The sludge was created as irradiated fuel was stored in the cooling basins of the two reactors at the end of the Cold War rather than processing it to remove plutonium. The 580-square-mile Hanford site in Eastern Washington produced nearly two-thirds of the plutonium for the nation’s nuclear weapons program from World War II through the Cold War.
The fuel deteriorated and mixed with windblown desert sand to create sludge before the fuel was removed in a multi-year effort completed in 2004.
By 2007 the sludge had been consolidated in underwater containers and moved to the K West Basin, where water continued to provide shielding from radiation.
Other Hanford cleanup progress
That cleared the way for extensive planning, equipment development and practice by workers at a mock-up facility off Hanford, ending 10 years later with the last shipment of sludge to dry storage at T Plant in central Hanford on Sept. 9.
The project required a new building, the sludge annex, to be built to transfer the highly radioactive sludge to shipping and storage containers staged on the back of flatbed trucks. The annex was built for $290 million, or $21 million under budget.

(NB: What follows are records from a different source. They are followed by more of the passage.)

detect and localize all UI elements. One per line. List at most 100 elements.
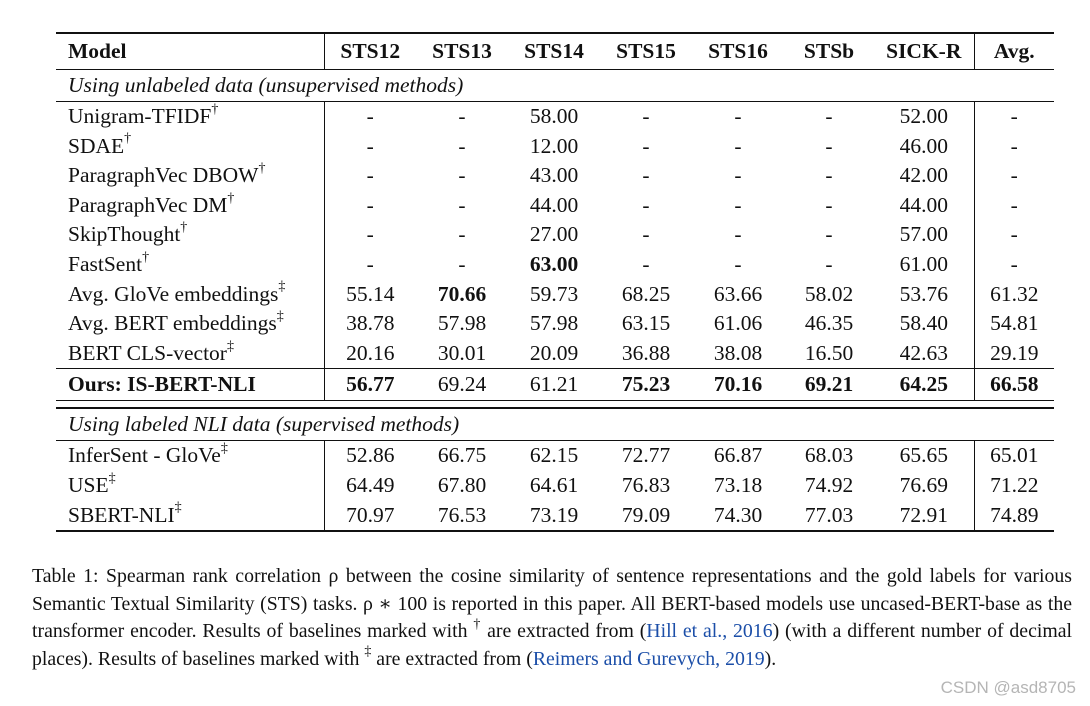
score-cell: 68.03 [804,443,854,468]
model-name: ParagraphVec DM [68,192,228,217]
score-cell: - [825,192,833,217]
score-cell: 52.00 [874,101,975,132]
score-cell: - [1010,163,1018,188]
section-title: Using labeled NLI data (supervised metho… [56,408,1054,442]
table-row: Avg. GloVe embeddings‡ 55.14 70.66 59.73 68.… [56,279,1054,310]
citation-reimers[interactable]: Reimers and Gurevych, 2019 [532,647,765,670]
score-cell: - [642,104,650,128]
score-cell: 64.25 [874,368,975,402]
score-cell: 16.50 [804,340,854,365]
score-cell: - [366,163,374,188]
model-name-cell: SkipThought† [56,220,325,250]
dagger-mark: † [473,616,482,632]
score-cell: 70.97 [324,500,416,533]
score-cell: 52.86 [346,443,395,468]
table-row: Avg. BERT embeddings‡ 38.78 57.98 57.98 63.1… [56,309,1054,339]
column-header: Model [56,32,325,70]
score-cell: 44.00 [529,192,579,217]
score-cell: 75.23 [600,368,692,402]
score-cell: 62.15 [529,443,579,468]
score-cell: 74.30 [692,500,784,533]
citation-mark: † [124,131,132,147]
score-cell: 76.69 [874,470,975,501]
model-name-cell: Ours: IS-BERT-NLI [56,368,325,402]
score-cell: 20.09 [529,340,579,365]
score-cell: 71.22 [990,472,1039,497]
score-cell: - [734,163,742,188]
table-row: SDAE† - - 12.00 - - - 46.00 - [56,131,1054,162]
score-cell: 30.01 [437,340,487,365]
score-cell: 58.00 [529,104,579,128]
column-header: STS15 [600,32,692,70]
model-name: Avg. GloVe embeddings [68,281,279,306]
score-cell: 57.98 [437,311,487,336]
score-cell: - [642,163,650,188]
model-name: SDAE [68,133,125,158]
model-name: SkipThought [68,222,181,247]
results-table-container: Model STS12 STS13 STS14 STS15 STS16 STSb SICK-R… [56,32,1054,533]
caption-text-5: ). [764,647,777,670]
score-cell: 43.00 [529,163,579,188]
score-cell: - [825,251,833,276]
model-name-cell: USE‡ [56,470,325,501]
column-header: STS13 [416,32,508,70]
score-cell: 65.01 [990,443,1039,468]
score-cell: - [734,104,742,128]
column-header: STSb [784,32,874,70]
score-cell: 65.65 [874,440,975,471]
score-cell: - [825,222,833,247]
citation-mark: ‡ [220,441,228,457]
score-cell: 44.00 [874,190,975,221]
score-cell: - [1010,222,1018,247]
table-row: ParagraphVec DM† - - 44.00 - - - 44.00 - [56,190,1054,221]
model-name: SBERT-NLI [68,502,175,527]
model-name-cell: BERT CLS-vector‡ [56,338,325,369]
section-row: Using labeled NLI data (supervised metho… [56,408,1054,442]
score-cell: 38.78 [346,311,395,336]
score-cell: 63.00 [529,251,579,276]
score-cell: 70.16 [692,368,784,402]
citation-mark: † [180,220,188,236]
score-cell: 55.14 [346,281,395,306]
score-cell: - [642,192,650,217]
column-header: SICK-R [874,32,975,70]
results-table: Model STS12 STS13 STS14 STS15 STS16 STSb SICK-R… [56,32,1054,533]
score-cell: - [734,192,742,217]
score-cell: 42.63 [874,338,975,369]
model-name-cell: ParagraphVec DM† [56,190,325,221]
score-cell: 73.19 [508,500,600,533]
model-name-cell: FastSent† [56,249,325,280]
score-cell: - [366,133,374,158]
score-cell: 61.21 [508,368,600,402]
table-row: ParagraphVec DBOW† - - 43.00 - - - 42.00 - [56,161,1054,191]
citation-hill[interactable]: Hill et al., 2016 [646,620,773,643]
score-cell: - [642,251,650,276]
score-cell: 29.19 [990,340,1039,365]
score-cell: 79.09 [600,500,692,533]
score-cell: - [734,222,742,247]
model-name: BERT CLS-vector [68,340,227,365]
score-cell: 66.58 [974,368,1054,402]
score-cell: - [1010,104,1018,128]
score-cell: - [642,222,650,247]
score-cell: 58.02 [804,281,854,306]
score-cell: 76.83 [621,472,671,497]
score-cell: 68.25 [621,281,671,306]
column-header: STS14 [508,32,600,70]
score-cell: - [458,163,466,188]
score-cell: 74.89 [974,500,1054,533]
score-cell: 46.35 [804,311,854,336]
score-cell: - [458,104,466,128]
score-cell: - [734,251,742,276]
table-row: Ours: IS-BERT-NLI 56.77 69.24 61.21 75.23 70.… [56,368,1054,402]
caption-text-1: Table 1: Spearman rank correlation ρ bet… [32,565,1072,643]
column-header: STS16 [692,32,784,70]
score-cell: 66.87 [713,443,763,468]
score-cell: - [458,133,466,158]
caption-text-4: are extracted from ( [371,647,533,670]
table-row: BERT CLS-vector‡ 20.16 30.01 20.09 36.88 38.0… [56,338,1054,369]
score-cell: - [366,222,374,247]
score-cell: - [825,163,833,188]
column-header: STS12 [324,32,416,70]
score-cell: 74.92 [804,472,854,497]
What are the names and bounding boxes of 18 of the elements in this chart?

The Environmental Protection Agency, a Hanford regulator, had been fining DOE $10,000 a week in 2015 because it had fallen behind on the project. Then a new and more realistic deadline was set requiring DOE to have the sludge in dry storage by the end of this year.
The transfer of the sludge that started in June 2018 was expected to cost about $23 million, but about $4 million was saved when it was completed months before the end of the year.

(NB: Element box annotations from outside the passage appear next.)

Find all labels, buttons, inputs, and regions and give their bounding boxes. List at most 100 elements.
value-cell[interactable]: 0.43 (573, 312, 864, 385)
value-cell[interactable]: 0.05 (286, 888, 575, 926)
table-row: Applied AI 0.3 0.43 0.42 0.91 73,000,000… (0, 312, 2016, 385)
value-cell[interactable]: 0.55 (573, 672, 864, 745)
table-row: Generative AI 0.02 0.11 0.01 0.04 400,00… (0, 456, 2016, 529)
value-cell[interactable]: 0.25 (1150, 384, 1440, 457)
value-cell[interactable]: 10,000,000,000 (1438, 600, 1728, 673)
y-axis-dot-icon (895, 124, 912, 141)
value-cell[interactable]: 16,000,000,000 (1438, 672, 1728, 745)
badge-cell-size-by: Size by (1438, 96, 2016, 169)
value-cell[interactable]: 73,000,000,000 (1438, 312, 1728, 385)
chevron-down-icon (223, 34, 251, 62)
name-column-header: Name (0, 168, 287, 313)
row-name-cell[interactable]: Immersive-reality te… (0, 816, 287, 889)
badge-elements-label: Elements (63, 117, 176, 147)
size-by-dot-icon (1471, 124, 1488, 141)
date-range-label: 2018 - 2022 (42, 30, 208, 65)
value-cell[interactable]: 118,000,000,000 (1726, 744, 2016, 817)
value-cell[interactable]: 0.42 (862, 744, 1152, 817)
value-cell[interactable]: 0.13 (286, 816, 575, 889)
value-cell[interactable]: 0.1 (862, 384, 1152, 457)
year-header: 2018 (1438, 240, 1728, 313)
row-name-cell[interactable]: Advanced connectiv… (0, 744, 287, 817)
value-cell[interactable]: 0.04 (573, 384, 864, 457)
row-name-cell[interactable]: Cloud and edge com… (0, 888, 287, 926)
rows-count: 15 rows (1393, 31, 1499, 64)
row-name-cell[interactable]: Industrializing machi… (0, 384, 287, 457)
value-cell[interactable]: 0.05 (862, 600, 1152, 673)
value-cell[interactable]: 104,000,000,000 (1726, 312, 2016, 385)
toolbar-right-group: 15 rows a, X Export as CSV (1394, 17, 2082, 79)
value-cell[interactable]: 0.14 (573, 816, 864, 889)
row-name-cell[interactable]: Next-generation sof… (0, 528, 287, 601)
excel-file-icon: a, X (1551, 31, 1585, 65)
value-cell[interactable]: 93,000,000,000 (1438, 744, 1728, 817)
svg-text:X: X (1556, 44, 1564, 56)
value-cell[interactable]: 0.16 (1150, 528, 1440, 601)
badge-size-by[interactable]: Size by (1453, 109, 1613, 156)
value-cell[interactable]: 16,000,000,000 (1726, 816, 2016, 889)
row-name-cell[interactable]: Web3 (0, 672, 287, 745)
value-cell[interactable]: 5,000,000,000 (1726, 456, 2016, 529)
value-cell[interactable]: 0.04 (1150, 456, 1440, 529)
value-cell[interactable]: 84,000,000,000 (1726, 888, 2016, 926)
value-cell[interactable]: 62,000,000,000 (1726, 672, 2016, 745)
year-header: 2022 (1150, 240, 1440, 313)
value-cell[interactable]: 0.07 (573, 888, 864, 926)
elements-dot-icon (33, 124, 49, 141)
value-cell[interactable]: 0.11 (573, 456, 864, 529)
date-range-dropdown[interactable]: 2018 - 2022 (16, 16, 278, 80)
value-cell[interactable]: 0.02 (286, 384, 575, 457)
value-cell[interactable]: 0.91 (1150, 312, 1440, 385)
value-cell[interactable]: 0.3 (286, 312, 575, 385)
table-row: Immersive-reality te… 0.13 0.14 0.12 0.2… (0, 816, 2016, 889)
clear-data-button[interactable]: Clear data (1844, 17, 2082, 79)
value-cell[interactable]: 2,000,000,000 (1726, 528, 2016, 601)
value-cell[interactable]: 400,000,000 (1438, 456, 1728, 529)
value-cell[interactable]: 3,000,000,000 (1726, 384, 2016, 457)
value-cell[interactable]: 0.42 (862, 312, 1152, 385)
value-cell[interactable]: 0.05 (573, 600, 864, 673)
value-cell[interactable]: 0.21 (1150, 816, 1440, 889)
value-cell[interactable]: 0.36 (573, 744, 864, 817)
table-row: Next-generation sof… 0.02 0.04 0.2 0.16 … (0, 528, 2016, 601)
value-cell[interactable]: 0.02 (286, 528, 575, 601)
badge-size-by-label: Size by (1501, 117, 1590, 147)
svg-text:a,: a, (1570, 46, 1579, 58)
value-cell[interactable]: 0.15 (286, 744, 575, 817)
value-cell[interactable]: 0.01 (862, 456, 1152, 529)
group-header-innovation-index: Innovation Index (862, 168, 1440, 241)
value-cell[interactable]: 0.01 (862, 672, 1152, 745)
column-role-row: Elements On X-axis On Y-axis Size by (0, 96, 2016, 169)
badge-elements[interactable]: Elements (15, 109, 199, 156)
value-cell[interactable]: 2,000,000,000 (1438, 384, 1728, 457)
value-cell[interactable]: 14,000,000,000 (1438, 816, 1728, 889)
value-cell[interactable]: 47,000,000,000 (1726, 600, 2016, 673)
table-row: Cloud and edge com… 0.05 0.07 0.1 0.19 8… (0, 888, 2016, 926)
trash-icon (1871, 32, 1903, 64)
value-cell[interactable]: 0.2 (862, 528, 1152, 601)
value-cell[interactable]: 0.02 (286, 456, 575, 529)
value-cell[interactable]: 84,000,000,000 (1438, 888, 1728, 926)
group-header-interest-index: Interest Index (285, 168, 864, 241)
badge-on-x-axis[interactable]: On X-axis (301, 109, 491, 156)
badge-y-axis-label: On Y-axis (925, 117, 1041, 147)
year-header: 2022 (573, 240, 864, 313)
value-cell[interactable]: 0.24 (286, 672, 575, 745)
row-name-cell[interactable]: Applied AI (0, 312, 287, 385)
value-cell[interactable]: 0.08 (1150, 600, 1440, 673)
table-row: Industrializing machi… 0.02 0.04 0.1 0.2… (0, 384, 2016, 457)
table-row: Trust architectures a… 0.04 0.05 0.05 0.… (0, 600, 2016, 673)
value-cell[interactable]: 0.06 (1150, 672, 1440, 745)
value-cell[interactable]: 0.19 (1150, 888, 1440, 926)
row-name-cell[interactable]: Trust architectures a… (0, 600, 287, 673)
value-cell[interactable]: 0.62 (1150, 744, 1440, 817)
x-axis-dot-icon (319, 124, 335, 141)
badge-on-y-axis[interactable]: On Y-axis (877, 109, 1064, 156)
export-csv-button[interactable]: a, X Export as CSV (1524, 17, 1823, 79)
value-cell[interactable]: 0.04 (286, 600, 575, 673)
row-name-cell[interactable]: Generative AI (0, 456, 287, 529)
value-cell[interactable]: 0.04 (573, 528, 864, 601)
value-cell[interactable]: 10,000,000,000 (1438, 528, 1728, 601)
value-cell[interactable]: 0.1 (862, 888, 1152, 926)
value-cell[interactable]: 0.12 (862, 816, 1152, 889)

But the bigger savings will be in the $25 million annual surveillance and maintenance costs required when the sludge was in underwater storage.

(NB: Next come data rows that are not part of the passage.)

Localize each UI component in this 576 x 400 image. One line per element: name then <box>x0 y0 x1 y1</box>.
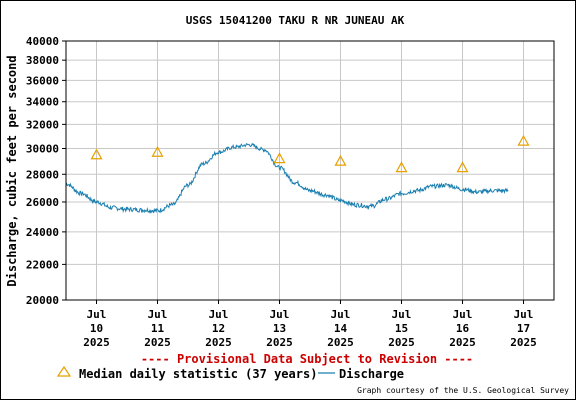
x-tick-label: 2025 <box>510 336 537 349</box>
x-tick-label: 2025 <box>205 336 232 349</box>
grid <box>66 40 554 301</box>
y-tick-label: 38000 <box>26 54 59 67</box>
x-tick-label: Jul <box>453 308 473 321</box>
x-tick-label: 2025 <box>266 336 293 349</box>
x-tick-label: 2025 <box>388 336 415 349</box>
x-tick-label: 17 <box>517 322 530 335</box>
y-tick-label: 28000 <box>26 168 59 181</box>
legend-median-label: Median daily statistic (37 years) <box>79 367 317 381</box>
y-axis-ticks: 20000 22000 24000 26000 28000 30000 32000 34000… <box>26 35 66 307</box>
x-tick-label: 12 <box>212 322 225 335</box>
y-tick-label: 30000 <box>26 142 59 155</box>
x-tick-label: Jul <box>270 308 290 321</box>
credit-text: Graph courtesy of the U.S. Geological Su… <box>357 386 569 395</box>
median-triangle-marker <box>90 148 103 160</box>
y-tick-label: 36000 <box>26 74 59 87</box>
median-triangle-marker <box>517 134 530 146</box>
plot-border <box>65 40 555 301</box>
chart-title: USGS 15041200 TAKU R NR JUNEAU AK <box>186 14 405 27</box>
median-triangle-marker <box>334 154 347 166</box>
x-tick-label: 2025 <box>449 336 476 349</box>
x-tick-label: Jul <box>87 308 107 321</box>
discharge-line <box>65 142 509 214</box>
series-layer <box>65 134 530 214</box>
x-tick-label: Jul <box>209 308 229 321</box>
median-triangle-marker <box>456 161 469 173</box>
y-tick-label: 22000 <box>26 258 59 271</box>
x-tick-label: 10 <box>90 322 103 335</box>
x-tick-label: Jul <box>148 308 168 321</box>
x-tick-label: 2025 <box>83 336 110 349</box>
y-tick-label: 34000 <box>26 96 59 109</box>
x-tick-label: 2025 <box>144 336 171 349</box>
y-tick-label: 20000 <box>26 294 59 307</box>
x-tick-label: Jul <box>514 308 534 321</box>
x-tick-label: 16 <box>456 322 470 335</box>
x-tick-label: 15 <box>395 322 408 335</box>
provisional-warning: ---- Provisional Data Subject to Revisio… <box>141 352 473 366</box>
y-tick-label: 26000 <box>26 196 59 209</box>
x-tick-label: 11 <box>151 322 165 335</box>
x-axis-ticks: Jul102025Jul112025Jul122025Jul132025Jul1… <box>83 300 537 349</box>
x-tick-label: 14 <box>334 322 348 335</box>
median-triangle-marker <box>395 161 408 173</box>
median-triangle-marker <box>273 152 286 164</box>
y-axis-label: Discharge, cubic feet per second <box>5 55 19 286</box>
legend-discharge-label: Discharge <box>339 367 404 381</box>
median-triangle-marker <box>151 146 164 157</box>
y-tick-label: 32000 <box>26 118 59 131</box>
y-tick-label: 40000 <box>26 35 59 48</box>
y-tick-label: 24000 <box>26 226 59 239</box>
x-tick-label: Jul <box>331 308 351 321</box>
x-tick-label: 2025 <box>327 336 354 349</box>
legend-triangle-icon <box>56 365 72 377</box>
x-tick-label: Jul <box>392 308 412 321</box>
x-tick-label: 13 <box>273 322 286 335</box>
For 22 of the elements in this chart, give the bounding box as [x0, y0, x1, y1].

Getting the sludge out of the K West Basin also clears the way to drain the basin and complete most of the environmental cleanup around the two reactors and then “cocoon” or put the reactors in long-term storage. They will remain in storage for up to 75 years as some of the radioactivity in their core decays to lower levels.
“This is difficult work we are doing,” Perry said about remaining environmental cleanup, adding that there will be more hurdles ahead.
“But I hope today is confirmation that the government can do what it says it is going to do and do it in a reasonable way,” he said.
Perry and other speakers pointed out that since the end of the Cold War, 20 billion gallons of contaminated groundwater at Hanford have been treated, nearly 900 facilities have been demolished and more than 1,000 waste sites have been cleaned up.
Major projects remain, including the need to treat 56 million gallons of radioactive waste stored in underground tanks and dispose of it. The $17 billion vitrification plant is expected to start treating some of the least radioactive tank waste in 2023, after construction began on the plant in 2002.
Hanford B Reactor makes impression
Among its many other remaining cleanup projects, Hanford also has a highly radioactive spill beneath a former researcher facility, the 324 Building, just north of Richland along the Columbia River.
Perry toured a mock-up of the facility near Hanford on a day that students from Chiawana High School in Pasco were visiting, learning about Hanford and career opportunities there. The mock-up, which is in Richland and has no radioactive or other contamination, is being used to develop and test equipment and to train workers for cleanup of the spill.
After a private tour of Hanford’s historic B Reactor Tuesday morning, Perry marveled that the world’s first production-scale reactor was built in 11 months as the nation raced to produce nuclear weapons before the Nazis in WWII.
“It was a shining moment in time for our country,” he said. “It’s a great reflection of who we are as a people to be able to do that incredibly difficult, technologically advanced work.”
The reactor is now part of the Manhattan Project National Historical Park and open for free public tours by bus spring through fall.